A Review of Bill Kauffman’s Ain't My America: The Long, Noble History of Anti-War Conservatism and Middle-American Anti-Imperialism (New York: Metropolitan Books, 2008), 304 pages, $25.00.
“War: What is it good for? . . . I’ll tell you what it’s good for. It’s good for taxes; it’s good for day care; it’s good for year-round schooling; it’s good for the metric system; it’s good for Daylight Saving Time; it’s good for the Interstate Highway System; it’s good for divorce; it’s good for school consolidation and the space program and the IRS. In short, it’s good for nothing that a genuine conservative might cherish.” This line opens a mere chapter of Bill Kauffman latest book, thereby hinting at the vast wealth of topics awaiting readers considering reading all of Ain’t My America: The Long, Noble History of Anti-War Conservatism and Middle-American Anti-Imperialism. In it, Kauffman delivers what his subtitle promises—a well-documented, historic account of American conservatives who have resisted empire building throughout the entirety of United States history—but, he provides so much more as well. Reading Ain’t My America will leave one informed, outraged, encouraged, and frequently sore from laughter.
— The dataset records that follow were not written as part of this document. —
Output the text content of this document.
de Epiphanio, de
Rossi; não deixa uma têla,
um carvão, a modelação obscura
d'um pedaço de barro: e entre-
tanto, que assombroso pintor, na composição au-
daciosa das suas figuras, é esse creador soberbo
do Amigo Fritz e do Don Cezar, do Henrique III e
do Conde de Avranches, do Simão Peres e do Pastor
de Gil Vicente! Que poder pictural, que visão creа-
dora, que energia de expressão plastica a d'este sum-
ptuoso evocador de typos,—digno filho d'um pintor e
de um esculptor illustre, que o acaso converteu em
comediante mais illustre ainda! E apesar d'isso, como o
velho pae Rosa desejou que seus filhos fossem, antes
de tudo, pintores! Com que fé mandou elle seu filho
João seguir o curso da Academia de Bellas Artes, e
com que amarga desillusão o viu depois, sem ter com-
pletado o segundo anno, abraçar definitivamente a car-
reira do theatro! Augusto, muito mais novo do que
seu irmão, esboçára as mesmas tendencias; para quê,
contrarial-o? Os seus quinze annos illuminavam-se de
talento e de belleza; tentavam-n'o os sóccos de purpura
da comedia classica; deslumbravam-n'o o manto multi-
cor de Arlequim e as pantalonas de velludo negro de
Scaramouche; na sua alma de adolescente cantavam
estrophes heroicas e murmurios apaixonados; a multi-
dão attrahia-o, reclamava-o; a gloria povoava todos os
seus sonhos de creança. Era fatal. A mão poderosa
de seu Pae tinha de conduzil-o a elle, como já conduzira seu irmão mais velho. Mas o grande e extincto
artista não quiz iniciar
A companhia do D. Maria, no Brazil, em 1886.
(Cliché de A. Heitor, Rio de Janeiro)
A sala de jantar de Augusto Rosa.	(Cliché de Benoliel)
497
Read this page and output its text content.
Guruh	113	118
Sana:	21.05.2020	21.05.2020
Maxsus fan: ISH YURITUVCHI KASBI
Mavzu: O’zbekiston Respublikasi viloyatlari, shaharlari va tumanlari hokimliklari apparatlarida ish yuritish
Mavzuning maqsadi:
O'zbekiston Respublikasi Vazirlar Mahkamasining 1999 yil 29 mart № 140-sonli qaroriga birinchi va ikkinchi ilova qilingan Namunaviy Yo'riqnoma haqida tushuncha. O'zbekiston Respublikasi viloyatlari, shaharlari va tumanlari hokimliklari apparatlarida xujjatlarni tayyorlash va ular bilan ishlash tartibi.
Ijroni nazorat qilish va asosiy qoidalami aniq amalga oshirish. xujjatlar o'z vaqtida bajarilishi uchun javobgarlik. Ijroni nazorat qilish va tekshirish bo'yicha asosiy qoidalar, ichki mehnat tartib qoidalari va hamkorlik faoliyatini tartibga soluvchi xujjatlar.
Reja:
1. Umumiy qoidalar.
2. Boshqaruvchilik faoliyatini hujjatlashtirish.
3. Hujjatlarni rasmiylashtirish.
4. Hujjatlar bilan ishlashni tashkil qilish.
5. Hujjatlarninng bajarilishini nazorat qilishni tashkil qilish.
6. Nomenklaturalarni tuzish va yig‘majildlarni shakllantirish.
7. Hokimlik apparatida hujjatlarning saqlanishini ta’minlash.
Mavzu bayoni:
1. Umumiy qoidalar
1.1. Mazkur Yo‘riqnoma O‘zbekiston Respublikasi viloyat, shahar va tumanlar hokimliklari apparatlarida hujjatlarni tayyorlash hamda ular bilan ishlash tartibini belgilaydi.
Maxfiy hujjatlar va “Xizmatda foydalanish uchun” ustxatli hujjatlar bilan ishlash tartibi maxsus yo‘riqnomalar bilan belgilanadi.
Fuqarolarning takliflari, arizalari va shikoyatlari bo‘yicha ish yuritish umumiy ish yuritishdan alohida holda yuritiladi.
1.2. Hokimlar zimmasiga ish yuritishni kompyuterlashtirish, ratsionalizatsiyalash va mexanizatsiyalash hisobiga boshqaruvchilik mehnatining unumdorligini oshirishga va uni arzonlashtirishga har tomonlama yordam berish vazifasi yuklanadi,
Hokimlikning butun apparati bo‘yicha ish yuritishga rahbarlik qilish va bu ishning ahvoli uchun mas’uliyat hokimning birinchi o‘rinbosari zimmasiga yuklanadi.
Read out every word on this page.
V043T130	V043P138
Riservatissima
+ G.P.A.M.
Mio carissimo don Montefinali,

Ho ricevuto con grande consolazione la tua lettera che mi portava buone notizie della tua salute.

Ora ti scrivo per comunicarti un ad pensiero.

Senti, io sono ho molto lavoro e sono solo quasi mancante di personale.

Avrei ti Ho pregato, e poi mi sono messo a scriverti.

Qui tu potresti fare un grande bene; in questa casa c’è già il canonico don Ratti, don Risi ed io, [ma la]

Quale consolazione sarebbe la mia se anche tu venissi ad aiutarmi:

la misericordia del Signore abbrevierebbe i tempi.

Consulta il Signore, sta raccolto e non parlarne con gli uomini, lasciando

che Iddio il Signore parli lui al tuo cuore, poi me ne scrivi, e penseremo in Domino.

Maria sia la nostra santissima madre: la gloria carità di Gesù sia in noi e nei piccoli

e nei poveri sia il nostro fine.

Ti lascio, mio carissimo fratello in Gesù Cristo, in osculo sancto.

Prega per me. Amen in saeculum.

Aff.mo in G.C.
For the uninitiated, Bill Kauffman is a radical conservative who defies easy, and certainly standard, political labeling. He has authored six previous books including With Good Intentions? Reflections on the Myth of Progress in America and Look Homeward America: In Search of Reactionary Radicals and Front-Porch Anarchists, the latter correctly named one of the best books of 2006 by the American Library Association. As with his politics, Kauffman’s writing style defies convention and odds by successfully combining serious research with a scathing wit and popular culture allusions. As I have noted elsewhere, Kauffman “may remind readers of comedian Dennis Miller. The crucial difference being that unlike Miller, Kaufmann has a point.” In his latest book, his point is deadly serious as he examines the disappointing absence of substantial conservative criticism of current American war policy and the unhistorical, but now commonplace, association of the Republican Party with aggressive foreign policy or even imperialism.
Based on the title, Kauffman’s thesis may at first seem simple and straightforward: he considers the current War in Iraq a monumental blunder and deeply regrets that Republicans and so-called “conservatives” have been the strongest and longest supporters of the war. Obviously, Kauffman would be thrilled if his work helped avoid similar future mistakes and reminded political conservatives that their beliefs, traditions, and legacies have, since the days of Washington, placed them in the non-interventionist camp rather than the imperial one. Unlike President Bush, Kauffman doesn’t believe the value and legitimacy of that position perished in September 11th’s fires.
A straight-forward reading of Kauffman’s work provides an accurate and extremely valuable perspective, particularly if it helps eliminate knee-jerk support by true political conservatives for President Bush or the Republican Party. However, careful readers will note there is even more than anti-imperialism on Kauffman’s insightful mind. Midway through the manuscript, Kauffman writes perhaps the book’s true encapsulating thesis: “The lack of roots is the single most disabling malady plaguing America, and we will never begin the long healing until we diagnose the illness.” While Kauffman acknowledges that the “instruments of . . . dislocation are many” he asserts that “the most devastatingly powerful is war.” Kauffman continues the connection between dislocation and war by quoting Robert Nisbet who stated that “nothing has proved more destructive of kinship, religion, and local patriotisms than has war and the accompanying military mind.” Ain’t My America then, is, at its deepest level, a cultural diagnosis revealing the devastation wrought when neighborhood, family, and religion are assailed. “Undermine this trinity,” Kauffman writes, and you “set individuals adrift without their anchorage, and you reduce society to a faceless welter of listless and anomic consumers.” For Kauffman, “Mobility is the great sickness afflicting America. . . . the real division in America is not left and right, or rich and poor, but mobile and immobile.”